Há diversas tentativas de explicar o problema da fome no Brasil, entre elas a mais inadequada e perversa é aquela que atribui ao faminto a responsabilidade pela própria fome. Essa explicação radica em mentalidades que se pautam pelo princípio da meritocracia, afirmando que os famintos passam fome por não terem feito propositalmente o necessário para conseguir o seu alimento.
Esse princípio, por mais nefasto que seja, ainda tem grande aceitação na nossa sociedade, sendo também utilizado para justificar a situação de pobreza ou falta de sucesso na vida. Parte-se do pressuposto de que as oportunidades são iguais para todas as pessoas, ignorando as condições sociais, raciais, culturais e de gênero que afetam a trajetória dos indivíduos.
O Brasil é considerado mundialmente um território de riquíssima biodiversidade, que possui importância fundamental nas discussões globais sobre o meio ambiente. Possuímos, reconhecidamente, terras férteis e abundantes para alimentar toda a nossa população, satisfazendo as necessidades alimentares de todos os brasileiros e brasileiras.
Ostentamos gigantescos reservatórios hídricos e esplêndidos biomas de diferentes tipos: Amazônia, Mata Atlântica, Cerrado, Caatinga e Pampas. Se bem administrado, o Brasil teria as condições necessárias de ser uma “terra sem males”, resgatando a cosmovisão guarani. No entanto, a presença da fome no território nacional tem assombrado, principalmente nos últimos anos, ameaçando 36% das famílias brasileiras.
Pesquisa publicada no mês de maio por pesquisador da Fundação Getúlio Vargas (FGV) revelou que o risco de fome aumentou ao redor do mundo diante dos impactos econômicos da pandemia da Covid-19, mas a situação se tornou particularmente grave no Brasil.
Segundo a pesquisa, a parcela de brasileiros que não teve dinheiro para alimentar a si ou a sua família subiu de 30% em 2019 para 36% em 2021, patamar recorde na série histórica iniciada em 2006. É também a primeira vez que o nível de insegurança alimentar no Brasil supera a média mundial. Esses dados são resultados de uma evolução ascendente iniciada em 2014, quando o país conseguiu sair do mapa da fome.
Com forte piora no período da pandemia, o Brasil possui atualmente 116 milhões de pessoas em situação de insegurança alimentar e 19 milhões passando fome, atingindo especialmente as mulheres e as pessoas com baixo nível educacional.
Mesmo sendo admirado por todos e todas, o meio ambiente também sofre ataques contínuos, com destaque especial nos últimos anos.
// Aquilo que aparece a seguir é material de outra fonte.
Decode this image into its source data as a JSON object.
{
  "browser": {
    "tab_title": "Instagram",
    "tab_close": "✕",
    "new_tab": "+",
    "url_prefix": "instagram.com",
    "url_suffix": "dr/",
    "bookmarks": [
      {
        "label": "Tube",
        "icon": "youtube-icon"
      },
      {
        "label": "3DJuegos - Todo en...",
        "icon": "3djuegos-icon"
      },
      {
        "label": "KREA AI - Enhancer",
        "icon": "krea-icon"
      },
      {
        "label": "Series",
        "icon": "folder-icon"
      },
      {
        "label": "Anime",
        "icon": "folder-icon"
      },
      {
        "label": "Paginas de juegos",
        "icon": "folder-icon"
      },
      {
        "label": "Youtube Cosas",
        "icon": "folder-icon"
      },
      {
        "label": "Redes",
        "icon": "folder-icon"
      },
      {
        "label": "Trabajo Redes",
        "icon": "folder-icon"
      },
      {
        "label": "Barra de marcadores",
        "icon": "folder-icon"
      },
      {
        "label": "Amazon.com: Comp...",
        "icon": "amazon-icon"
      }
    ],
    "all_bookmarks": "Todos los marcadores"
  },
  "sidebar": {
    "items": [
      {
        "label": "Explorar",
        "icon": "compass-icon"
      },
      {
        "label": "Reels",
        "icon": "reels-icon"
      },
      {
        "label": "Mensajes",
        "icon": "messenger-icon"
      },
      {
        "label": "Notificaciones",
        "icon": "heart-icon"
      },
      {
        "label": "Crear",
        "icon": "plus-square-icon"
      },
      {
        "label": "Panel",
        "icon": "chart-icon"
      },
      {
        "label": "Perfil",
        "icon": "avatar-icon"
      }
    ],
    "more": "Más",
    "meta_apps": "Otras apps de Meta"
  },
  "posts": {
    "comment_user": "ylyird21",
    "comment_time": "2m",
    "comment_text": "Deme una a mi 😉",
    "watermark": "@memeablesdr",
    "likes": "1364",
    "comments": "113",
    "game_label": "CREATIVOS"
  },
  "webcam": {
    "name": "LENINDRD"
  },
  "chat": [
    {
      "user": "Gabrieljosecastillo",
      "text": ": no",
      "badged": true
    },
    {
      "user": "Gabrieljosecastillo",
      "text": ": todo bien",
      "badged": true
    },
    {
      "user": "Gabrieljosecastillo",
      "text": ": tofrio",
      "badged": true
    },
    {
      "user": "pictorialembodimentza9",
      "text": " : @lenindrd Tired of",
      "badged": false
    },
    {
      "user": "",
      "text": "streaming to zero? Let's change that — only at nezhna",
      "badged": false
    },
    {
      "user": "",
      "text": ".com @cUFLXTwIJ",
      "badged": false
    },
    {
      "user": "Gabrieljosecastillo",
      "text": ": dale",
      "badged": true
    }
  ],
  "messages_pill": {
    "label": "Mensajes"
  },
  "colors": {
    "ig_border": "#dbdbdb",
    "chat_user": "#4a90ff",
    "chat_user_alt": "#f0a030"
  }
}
Em 2021, para falar somente das florestas tropicais brasileiras, 15,5 mil km² foram devastados, o equivalente a 40% da perda registrada em todo o mundo. Estudos indicam que esse desempenho é resultado da precarização da fiscalização, das ações de comando e controle do campo e da redução do orçamento dos órgãos ambientais.
O Observatório do Clima mostra que as multas caíram 51% nos estados amazônicos em comparação com 2018, ano que antecedeu o governo Bolsonaro. Em 2021, apenas 41% dos recursos destinados para a fiscalização ambiental foram usados.
Assim como a insegurança alimentar, a devastação do meio ambiente caminha a passos largos, indicando que as políticas adotadas seguem a mesma lógica: a lógica da destruição. Embora as eleições sejam importantes como reação imediata, para resolver esses problemas é preciso mudar o atual modelo de produção econômica, implantando outro que reconheça a importância das dimensões sociais e ambientais.
É necessário desprender a política econômica da mera disciplina monetária. Não adianta falar de livre mercado, equilíbrio fiscal, se o terreno socioambiental está sendo todo corroído.
Além disso, ao invés de priorizar o mercado a todo custo é necessário implementar políticas públicas de proteção das pessoas e preservação da natureza. É possível vislumbrar onde vamos parar se continuarmos entregando o comando do país às multinacionais e financistas que têm a única preocupação de multiplicar os seus rendimentos. Fazer a boa política é decidir tendo em vista o conjunto da sociedade e a diversas expressões da vida, dando atenção especial para os grupos sociais mais vulneráveis.
A proteção da vida humana e o cuidado da natureza implicam uma atuação forte e responsável do Estado, mas para isso é necessário mudar os gestores públicos, elegendo representantes minimamente comprometidos com essas propostas.